Saturday, August 08, 2009

Is The GOP Turning Into A Religion?

A couple recent polls showed that a significant percentage of Republicans--on the order of 30-40%--don't believe President Obama was born in the U.S. The evidence to support that view is scant, practically non-existent, based mainly on wishful thinking.

That got us to thinking: is the Republican party turning into a religion, where belief trumps fact?

Trying to define the difference between a religion and a political philosophy isn't easy. Political ideologies are often based on beliefs in the unprovable, just as are religious theologies. Theology may just be a subset of ideology: a theology concerns mankind's "conception of god" whereas an ideology is broader, concerning mankind's conception of rules to govern people.

There are times when we wish we had an alternative to the Democratic party. We tend to be more fiscally conservative than many Democrats, preferring to pay for government services rather than borrowing money or printing currency to do so. (Mind you, under W. Bush, Republicans were perfectly happy to borrow money and print currency to further their goals as well.) And we don't see gov't as the best solution to all problems.

Unfortunately, the GOP isn't a viable alternative these days, at least not for us and many moderate independent voters. The party seems filled with birthers, creationists, goldbugs and supremacists; is anti-science, hypocritical on issues of marriage, adultery and sexuality; and represents an ideology mired in theology. Remarkably, a party that once featured many strong intellectual thinkers, like William F. Buckley, has become a party of anti-intellectuallism, with blow-hards like Limbaugh and O'Reilly resembling modern-day No-Nothings.

Is there room in the U.S. for a new, third political party? Probably not. We've been a dual-party nation for too long a time to make that likely.


J. Tyler Ballance said...

The Republican Party leadership is filled to the brim with multi-national corporate lackeys.

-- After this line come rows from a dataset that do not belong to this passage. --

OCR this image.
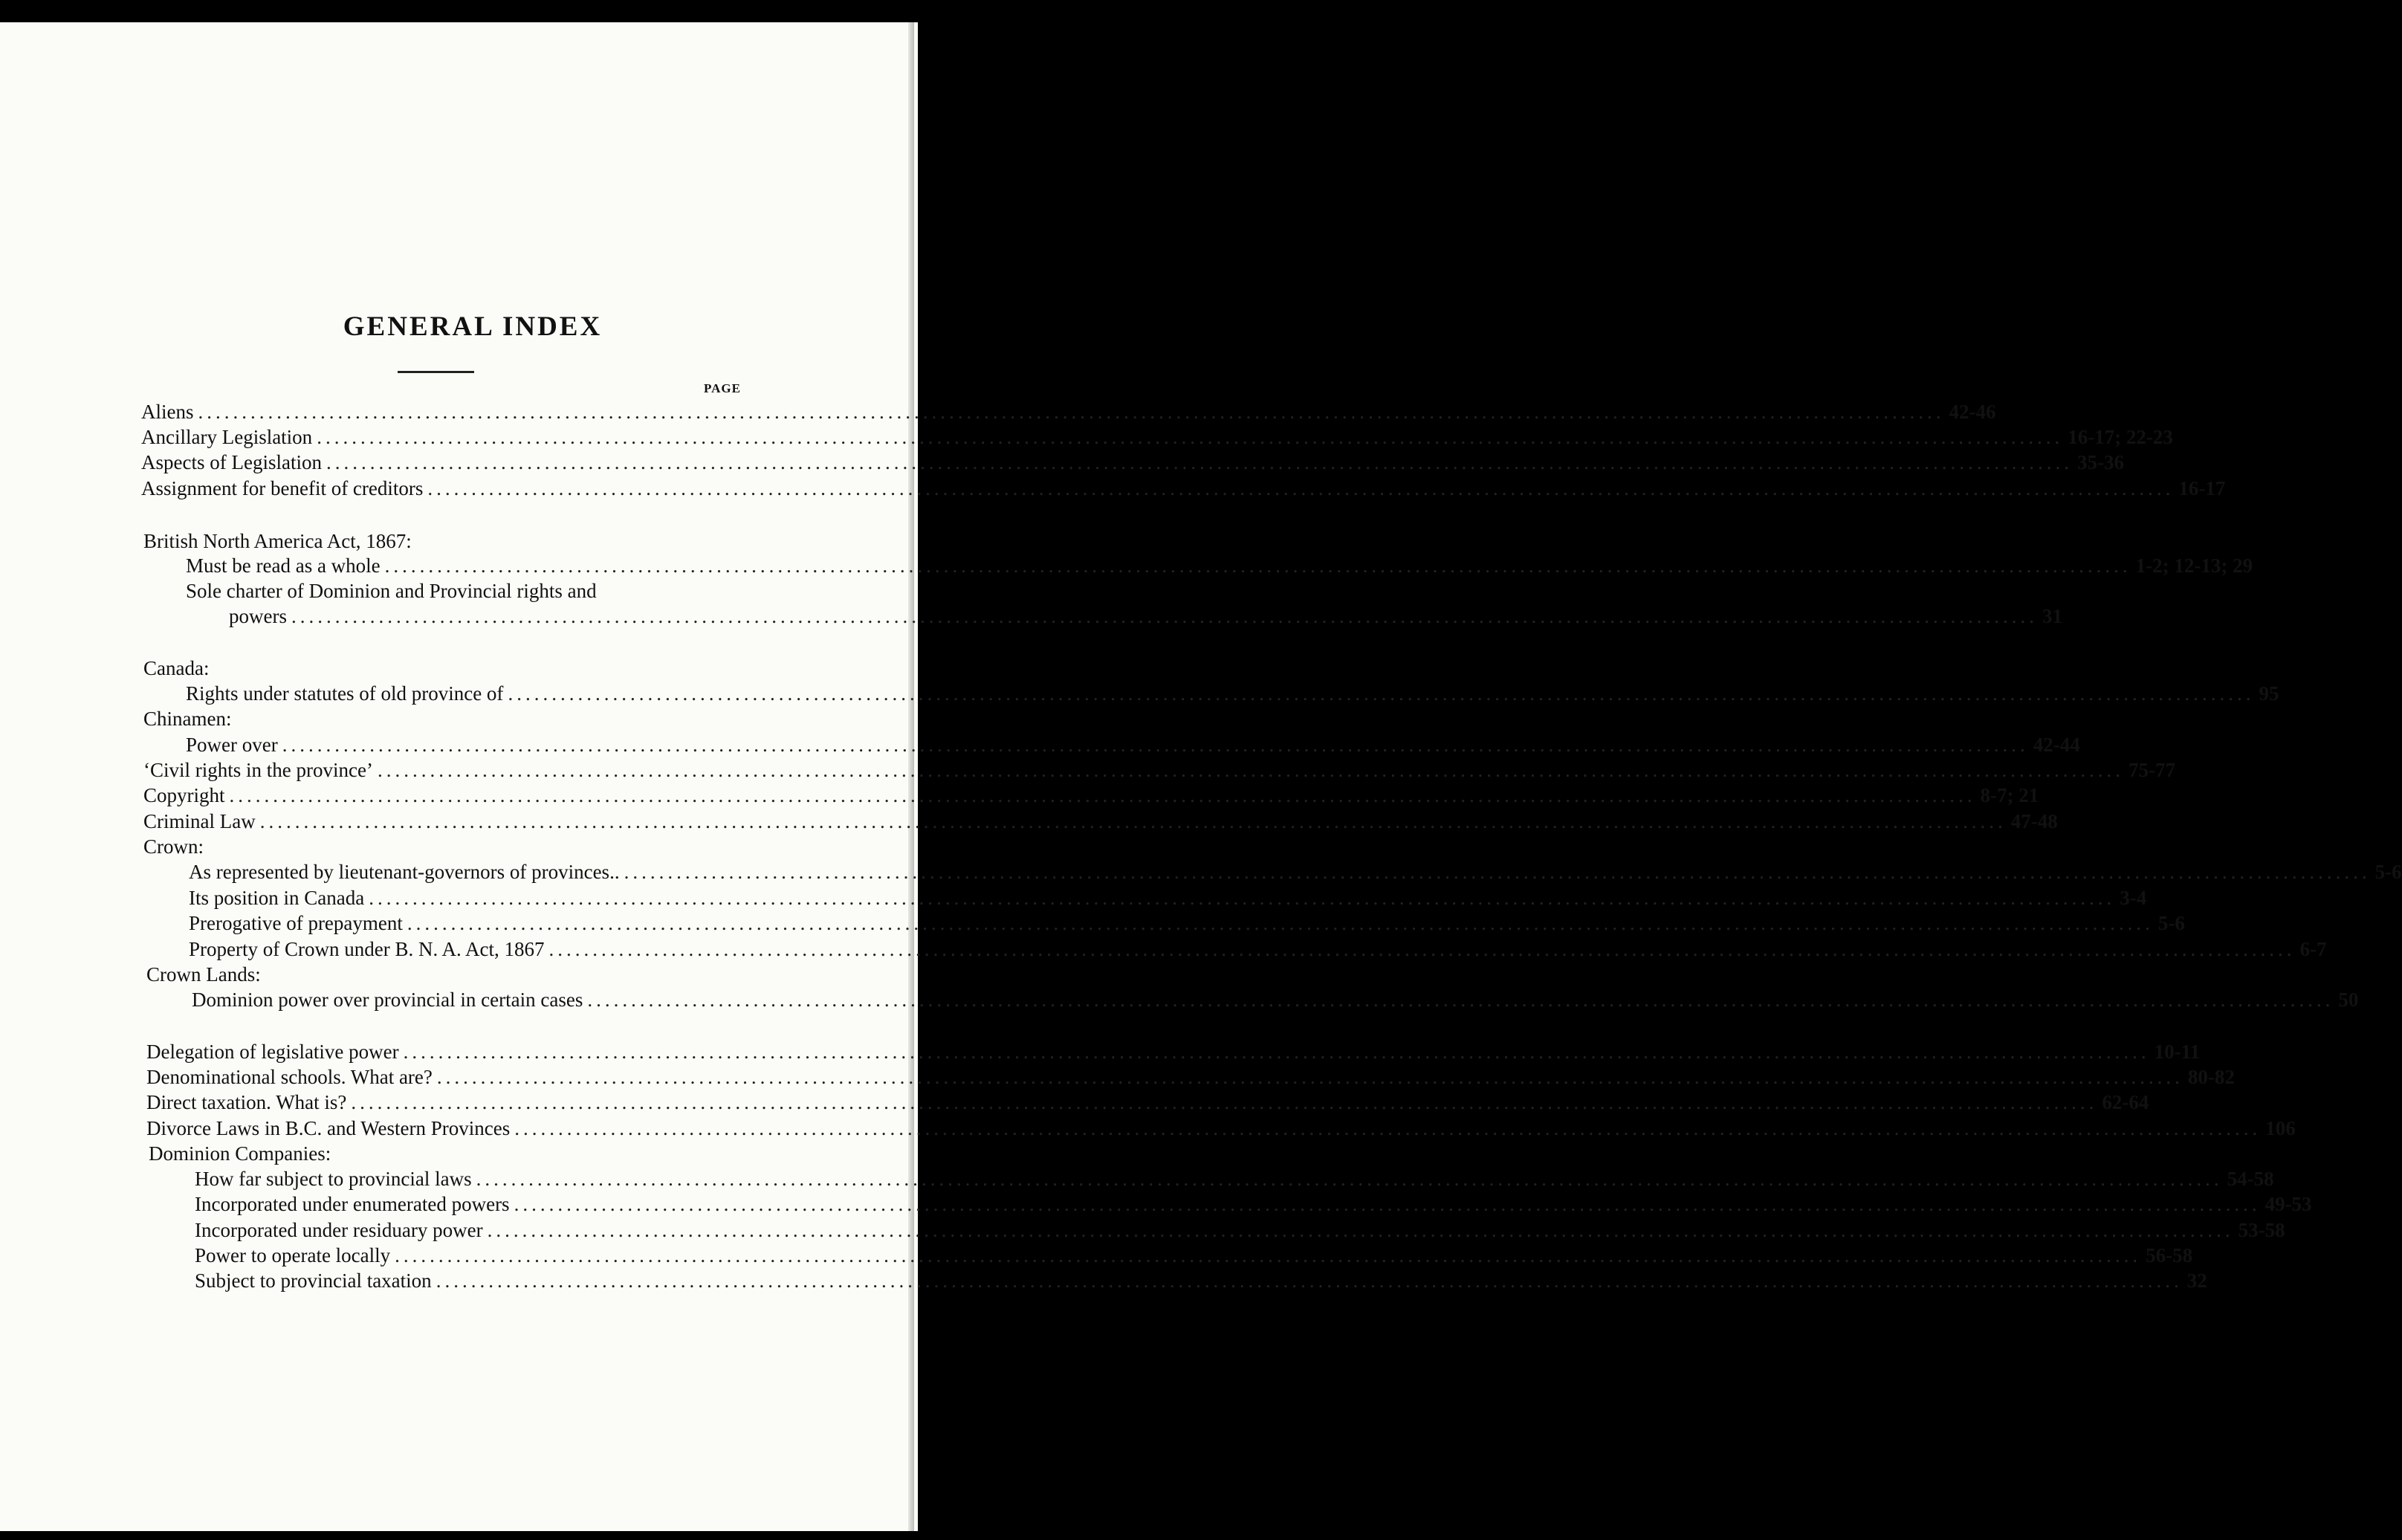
GENERAL INDEX
PAGE
Aliens ........................................................................................................................................................................................................ 42-46
Ancillary Legislation ........................................................................................................................................................................................................ 16-17; 22-23
Aspects of Legislation ........................................................................................................................................................................................................ 35-36
Assignment for benefit of creditors ........................................................................................................................................................................................................ 16-17
British North America Act, 1867:
Must be read as a whole ........................................................................................................................................................................................................ 1-2; 12-13; 29
Sole charter of Dominion and Provincial rights and
powers ........................................................................................................................................................................................................ 31
Canada:
Rights under statutes of old province of ........................................................................................................................................................................................................ 95
Chinamen:
Power over ........................................................................................................................................................................................................ 42-44
‘Civil rights in the province’ ........................................................................................................................................................................................................ 75-77
Copyright ........................................................................................................................................................................................................ 8-7; 21
Criminal Law ........................................................................................................................................................................................................ 47-48
Crown:
As represented by lieutenant-governors of provinces.. ........................................................................................................................................................................................................ 5-6
Its position in Canada ........................................................................................................................................................................................................ 3-4
Prerogative of prepayment ........................................................................................................................................................................................................ 5-6
Property of Crown under B. N. A. Act, 1867 ........................................................................................................................................................................................................ 6-7
Crown Lands:
Dominion power over provincial in certain cases ........................................................................................................................................................................................................ 50
Delegation of legislative power ........................................................................................................................................................................................................ 10-11
Denominational schools. What are? ........................................................................................................................................................................................................ 80-82
Direct taxation. What is? ........................................................................................................................................................................................................ 62-64
Divorce Laws in B.C. and Western Provinces ........................................................................................................................................................................................................ 106
Dominion Companies:
How far subject to provincial laws ........................................................................................................................................................................................................ 54-58
Incorporated under enumerated powers ........................................................................................................................................................................................................ 49-53
Incorporated under residuary power ........................................................................................................................................................................................................ 53-58
Power to operate locally ........................................................................................................................................................................................................ 56-58
Subject to provincial taxation ........................................................................................................................................................................................................ 32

Ross Perot was right. As soon as the Republicans gained power, we witnessed an acceleration in the shipment of our strategic manufacturing base to Communist China and other third world states.

The Communists are patiently bleeding the United States dry of our industrial capacity and they are doing it with the consent of the Republicans.

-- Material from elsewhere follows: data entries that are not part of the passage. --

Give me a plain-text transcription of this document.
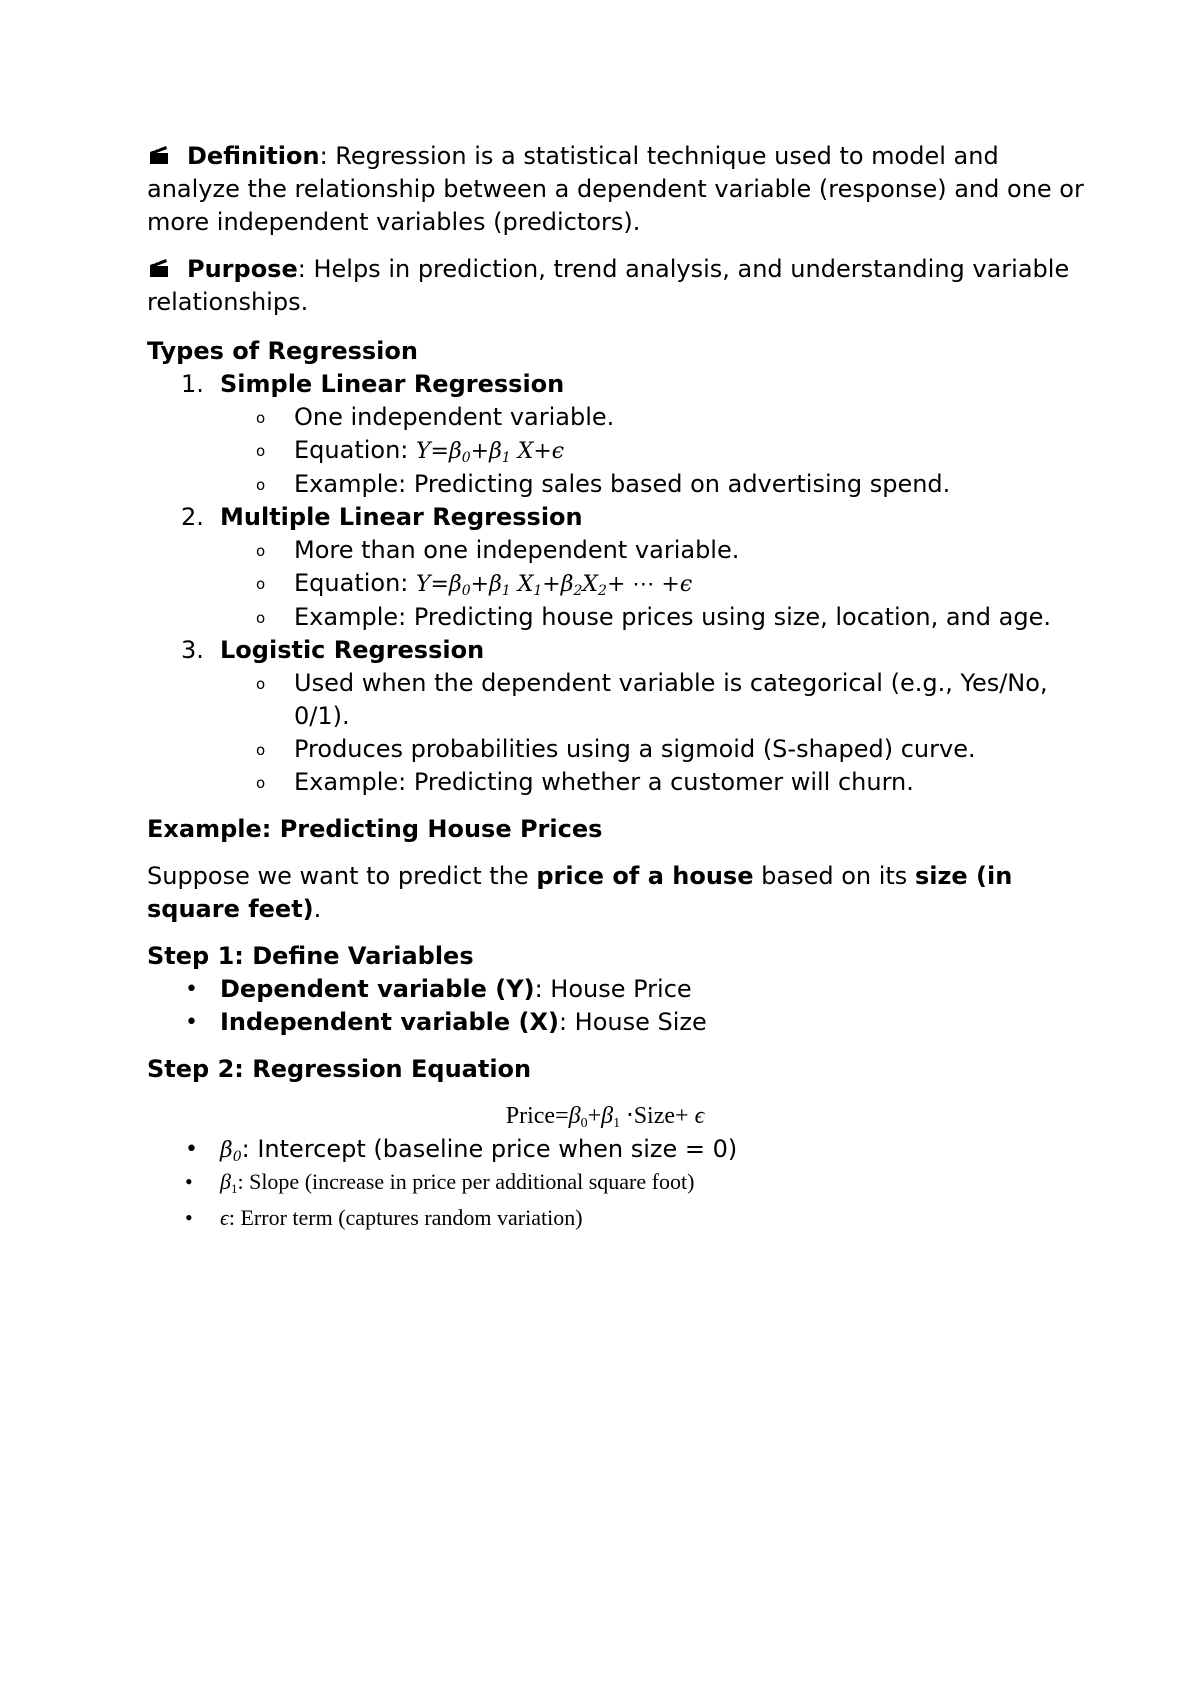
Definition: Regression is a statistical technique used to model and analyze the relationship between a dependent variable (response) and one or more independent variables (predictors).

Purpose: Helps in prediction, trend analysis, and understanding variable relationships.

Types of Regression

1. Simple Linear Regression

o One independent variable.

o Equation: $Y=\beta_0+\beta_1$ X+ϵ

o Example: Predicting sales based on advertising spend.

2. Multiple Linear Regression

o More than one independent variable.

o Equation: $Y=\beta_0+\beta_1$ $X_1+\beta_2X_2+$ ⋯ +ϵ

o Example: Predicting house prices using size, location, and age.

3. Logistic Regression

o Used when the dependent variable is categorical (e.g., Yes/No, 0/1).

o Produces probabilities using a sigmoid (S-shaped) curve.

o Example: Predicting whether a customer will churn.

Example: Predicting House Prices

Suppose we want to predict the price of a house based on its size (in square feet).

Step 1: Define Variables

• Dependent variable (Y): House Price

• Independent variable (X): House Size

Step 2: Regression Equation

$Price=\beta_0+\beta_1$ ⋅Size+ ϵ

• $\beta_0$: Intercept (baseline price when size = 0)

• $\beta_1$: Slope (increase in price per additional square foot)

• ϵ: Error term (captures random variation)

When we had a Democratic Party that stood-up for the American working man, instead of being the mouthpiece for all things politically correct, for trial lawyers, teacher's unions and tree-huggers, the citizens could at least depend on the Democrats of old to apply strong anti-trust action to break-up the oligopolies and to keep American industry, and industrial workers moving forward.

Now, the Democrats have made it too expensive to build anything here and the Republicans have responded to their corporate puppet-masters by opening the borders, while sending our core industries to our enemy, the Communist Chinese.

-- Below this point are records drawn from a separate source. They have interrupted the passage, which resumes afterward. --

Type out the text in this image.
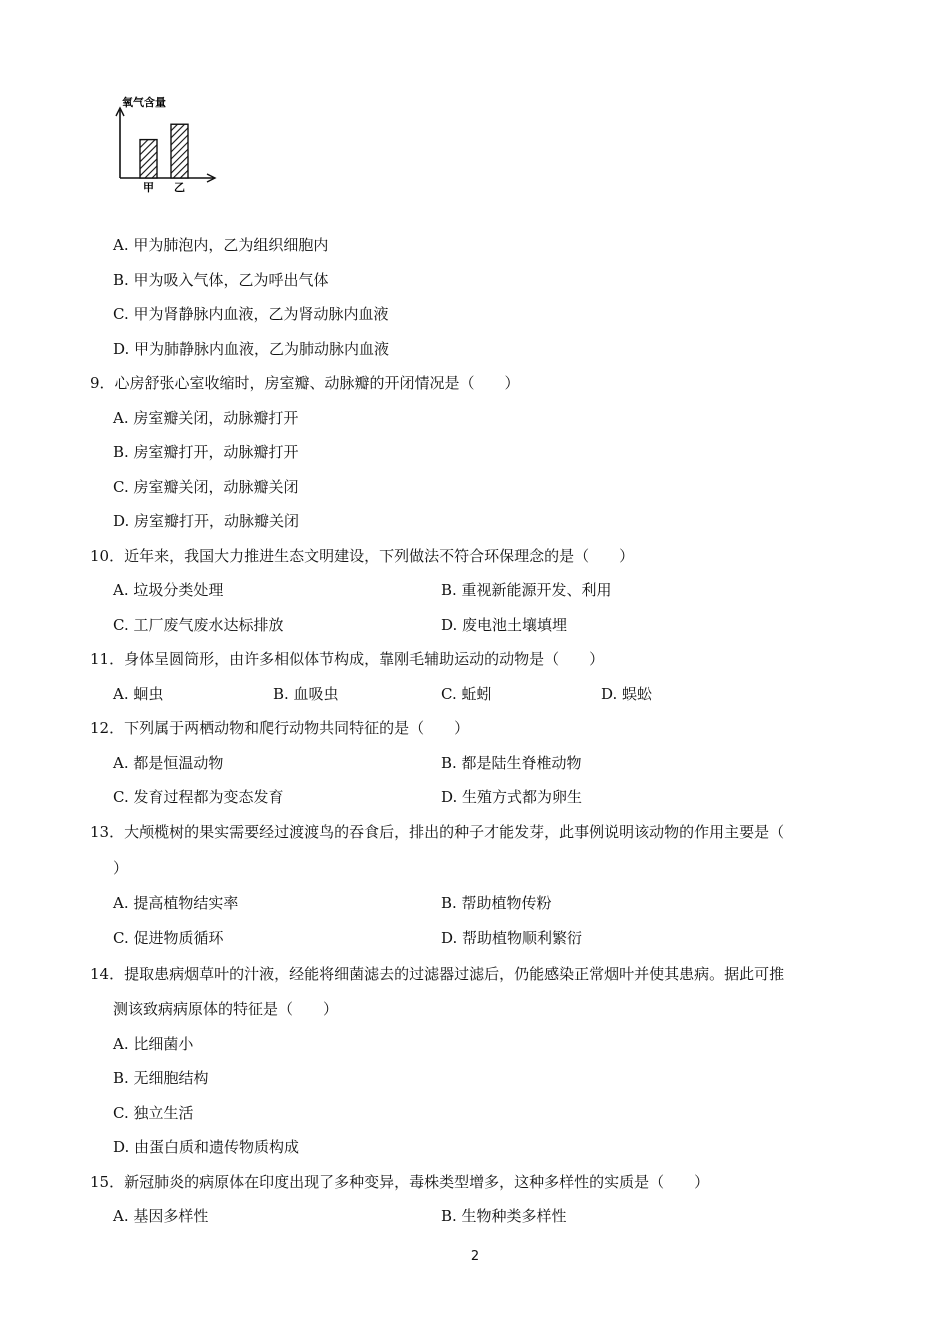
氧气含量
甲 乙
A. 甲为肺泡内，乙为组织细胞内
B. 甲为吸入气体，乙为呼出气体
C. 甲为肾静脉内血液，乙为肾动脉内血液
D. 甲为肺静脉内血液，乙为肺动脉内血液
9．心房舒张心室收缩时，房室瓣、动脉瓣的开闭情况是（　　）
A. 房室瓣关闭，动脉瓣打开
B. 房室瓣打开，动脉瓣打开
C. 房室瓣关闭，动脉瓣关闭
D. 房室瓣打开，动脉瓣关闭
10．近年来，我国大力推进生态文明建设，下列做法不符合环保理念的是（　　）
A. 垃圾分类处理	B. 重视新能源开发、利用
C. 工厂废气废水达标排放	D. 废电池土壤填埋
11．身体呈圆筒形，由许多相似体节构成，靠刚毛辅助运动的动物是（　　）
A. 蛔虫	B. 血吸虫	C. 蚯蚓	D. 蜈蚣
12．下列属于两栖动物和爬行动物共同特征的是（　　）
A. 都是恒温动物	B. 都是陆生脊椎动物
C. 发育过程都为变态发育	D. 生殖方式都为卵生
13．大颅榄树的果实需要经过渡渡鸟的吞食后，排出的种子才能发芽，此事例说明该动物的作用主要是（
）
A. 提高植物结实率	B. 帮助植物传粉
C. 促进物质循环	D. 帮助植物顺利繁衍
14．提取患病烟草叶的汁液，经能将细菌滤去的过滤器过滤后，仍能感染正常烟叶并使其患病。据此可推
测该致病病原体的特征是（　　）
A. 比细菌小
B. 无细胞结构
C. 独立生活
D. 由蛋白质和遗传物质构成
15．新冠肺炎的病原体在印度出现了多种变异，毒株类型增多，这种多样性的实质是（　　）
A. 基因多样性	B. 生物种类多样性
2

We do not need any "third parties" but we do need REPLACEMENT parties for both the Republican and Democratic parties.

John Doe said...

I wonder if you asked this assinine question of the Democrats when a majority were blaming the Bush Adminstration for 9/11, calling it an inside job. Something tells me that did not bother you.

X Curmudgeon said...

No, we didn't ask the question of Dems after 9/11. The 9/11 conspiracy theorists are mostly on the right and we've never heard any of our Democratic friends suggest it wasn't real.